Back at the end of July, when the small caps first broke their (then rising) 200 day moving average (dma), I'm sure many hoped that the market would bounce back and rally to new highs. After all, a rising 200 dma should be a solid bastion of support/resistance in a secular trend. Since losing the 200 dma, the market leading small caps (IWM above) have been mostly range bound but ~25% lower than July prices. IWM did pierce the bottom end of the Fall range at the beginning of the epic October rally we just saw. In the final days of October, with the resolution (apparently) of the Greek problem with the default/bailout deal, the small caps broke up above of the Fall range. Will the breakout hold? Can the market retake and hold its ~200 dma? One thing is certain, the IWM 200 dma (and other index ETFs!) is now declining in value and as we approach it, expect resistance. Selling off from here would be characteristic of a bear market. In fact, many indications are the we began a new bear market in July/August. We shall see...

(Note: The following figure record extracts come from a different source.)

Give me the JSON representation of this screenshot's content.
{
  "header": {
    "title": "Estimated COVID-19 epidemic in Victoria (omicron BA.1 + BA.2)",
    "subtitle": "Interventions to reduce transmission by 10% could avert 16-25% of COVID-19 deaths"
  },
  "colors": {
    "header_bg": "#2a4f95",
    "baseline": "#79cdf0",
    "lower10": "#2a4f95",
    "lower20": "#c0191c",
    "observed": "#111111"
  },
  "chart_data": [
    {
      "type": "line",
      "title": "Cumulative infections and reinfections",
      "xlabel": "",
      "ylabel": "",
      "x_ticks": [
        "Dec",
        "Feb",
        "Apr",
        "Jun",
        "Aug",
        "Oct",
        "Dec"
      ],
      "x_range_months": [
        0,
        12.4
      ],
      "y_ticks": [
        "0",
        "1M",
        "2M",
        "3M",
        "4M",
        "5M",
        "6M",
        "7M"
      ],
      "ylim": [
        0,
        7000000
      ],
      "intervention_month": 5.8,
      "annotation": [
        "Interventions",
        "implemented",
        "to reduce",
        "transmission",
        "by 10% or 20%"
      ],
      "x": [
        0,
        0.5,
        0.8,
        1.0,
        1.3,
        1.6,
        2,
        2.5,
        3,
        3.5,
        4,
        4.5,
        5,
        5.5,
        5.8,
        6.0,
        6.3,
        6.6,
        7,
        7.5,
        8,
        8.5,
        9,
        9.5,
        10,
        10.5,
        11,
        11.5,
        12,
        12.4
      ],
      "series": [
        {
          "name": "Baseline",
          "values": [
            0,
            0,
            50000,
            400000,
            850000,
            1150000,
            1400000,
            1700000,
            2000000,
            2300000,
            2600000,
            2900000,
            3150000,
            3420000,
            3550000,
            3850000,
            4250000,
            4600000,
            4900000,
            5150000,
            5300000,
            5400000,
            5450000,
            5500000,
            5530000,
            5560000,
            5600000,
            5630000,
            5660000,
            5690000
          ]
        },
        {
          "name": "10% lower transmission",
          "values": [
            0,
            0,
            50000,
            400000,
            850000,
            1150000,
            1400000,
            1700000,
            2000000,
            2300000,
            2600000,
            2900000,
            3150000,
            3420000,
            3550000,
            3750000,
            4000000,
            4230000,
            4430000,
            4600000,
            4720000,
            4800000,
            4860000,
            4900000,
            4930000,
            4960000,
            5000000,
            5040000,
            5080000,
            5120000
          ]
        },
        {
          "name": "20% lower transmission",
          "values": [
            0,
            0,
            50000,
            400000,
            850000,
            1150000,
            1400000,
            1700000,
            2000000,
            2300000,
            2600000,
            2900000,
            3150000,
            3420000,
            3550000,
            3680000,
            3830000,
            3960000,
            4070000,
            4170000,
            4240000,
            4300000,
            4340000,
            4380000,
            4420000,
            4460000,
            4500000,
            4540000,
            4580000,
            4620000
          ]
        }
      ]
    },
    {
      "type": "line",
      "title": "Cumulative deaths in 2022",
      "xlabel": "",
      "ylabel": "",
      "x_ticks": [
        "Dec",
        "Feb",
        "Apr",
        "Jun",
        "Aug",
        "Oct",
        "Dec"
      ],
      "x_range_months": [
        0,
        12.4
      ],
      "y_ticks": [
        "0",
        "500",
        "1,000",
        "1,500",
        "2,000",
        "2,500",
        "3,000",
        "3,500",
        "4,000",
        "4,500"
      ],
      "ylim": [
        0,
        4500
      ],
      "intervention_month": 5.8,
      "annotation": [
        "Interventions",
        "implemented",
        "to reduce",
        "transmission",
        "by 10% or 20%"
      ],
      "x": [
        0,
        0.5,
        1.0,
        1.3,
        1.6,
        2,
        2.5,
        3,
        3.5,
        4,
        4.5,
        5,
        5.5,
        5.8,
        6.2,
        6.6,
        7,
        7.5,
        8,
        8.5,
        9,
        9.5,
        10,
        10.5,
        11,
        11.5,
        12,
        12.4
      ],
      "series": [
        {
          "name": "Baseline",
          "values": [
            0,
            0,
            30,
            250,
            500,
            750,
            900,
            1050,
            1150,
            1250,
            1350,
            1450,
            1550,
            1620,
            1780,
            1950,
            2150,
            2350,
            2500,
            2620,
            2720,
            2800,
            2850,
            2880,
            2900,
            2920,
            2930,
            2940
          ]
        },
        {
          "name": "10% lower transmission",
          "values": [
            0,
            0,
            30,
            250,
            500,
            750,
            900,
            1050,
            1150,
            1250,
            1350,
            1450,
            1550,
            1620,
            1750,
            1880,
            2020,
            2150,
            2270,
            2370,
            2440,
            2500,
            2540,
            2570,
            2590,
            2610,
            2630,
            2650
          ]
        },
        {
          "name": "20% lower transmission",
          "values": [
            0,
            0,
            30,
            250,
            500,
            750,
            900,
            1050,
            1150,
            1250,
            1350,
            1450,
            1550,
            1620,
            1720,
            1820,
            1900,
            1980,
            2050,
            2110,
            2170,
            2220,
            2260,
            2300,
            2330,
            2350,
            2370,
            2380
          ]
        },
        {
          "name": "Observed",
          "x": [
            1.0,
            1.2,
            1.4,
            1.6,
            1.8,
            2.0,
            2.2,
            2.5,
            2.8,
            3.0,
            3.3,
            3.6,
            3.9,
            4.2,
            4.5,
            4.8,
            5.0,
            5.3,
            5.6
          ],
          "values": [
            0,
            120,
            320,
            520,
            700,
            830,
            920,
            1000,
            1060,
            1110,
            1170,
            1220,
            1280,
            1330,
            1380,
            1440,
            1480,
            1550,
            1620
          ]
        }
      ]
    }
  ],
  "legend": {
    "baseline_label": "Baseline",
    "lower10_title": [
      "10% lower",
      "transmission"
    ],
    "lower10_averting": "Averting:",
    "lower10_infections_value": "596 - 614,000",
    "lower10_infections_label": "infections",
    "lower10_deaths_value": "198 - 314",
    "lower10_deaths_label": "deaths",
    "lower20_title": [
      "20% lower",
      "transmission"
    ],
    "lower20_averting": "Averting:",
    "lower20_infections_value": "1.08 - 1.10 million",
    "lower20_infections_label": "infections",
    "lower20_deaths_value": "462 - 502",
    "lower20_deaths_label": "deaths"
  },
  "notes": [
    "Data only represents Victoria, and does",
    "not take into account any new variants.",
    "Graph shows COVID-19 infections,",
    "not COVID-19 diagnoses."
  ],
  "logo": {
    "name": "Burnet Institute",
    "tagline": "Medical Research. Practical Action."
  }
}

I have been too busy to monitor the market much lately (hence the infrequent posts), but one thing that has really caught my attention is the action in AAPL. Maybe its that the stock keeps pushing an eye popping $420 ($390B market cap) or just morbid curiosity following the unfortunate death of Steve Jobs. How much influence did Mr Jobs have on AAPL's stellar success of the past 7 years (4000% gain in the stock) and will his successors be able to keep up the growth? At any rate, a number of technical indications are looking bearish on the shorter term time scale while the long term uptrend clearly remains in tact. Note the rising 200 dma, which has acted like support. I wouldn't give shorts in AAPL much slack, $410-420 seems like a good line in the sand. Watch AAPL's behavior near its rising 50 day and 200 day moving averages.
Disclosure: I plan to initiate a put position against AAPL and perhaps IWM in the next few days.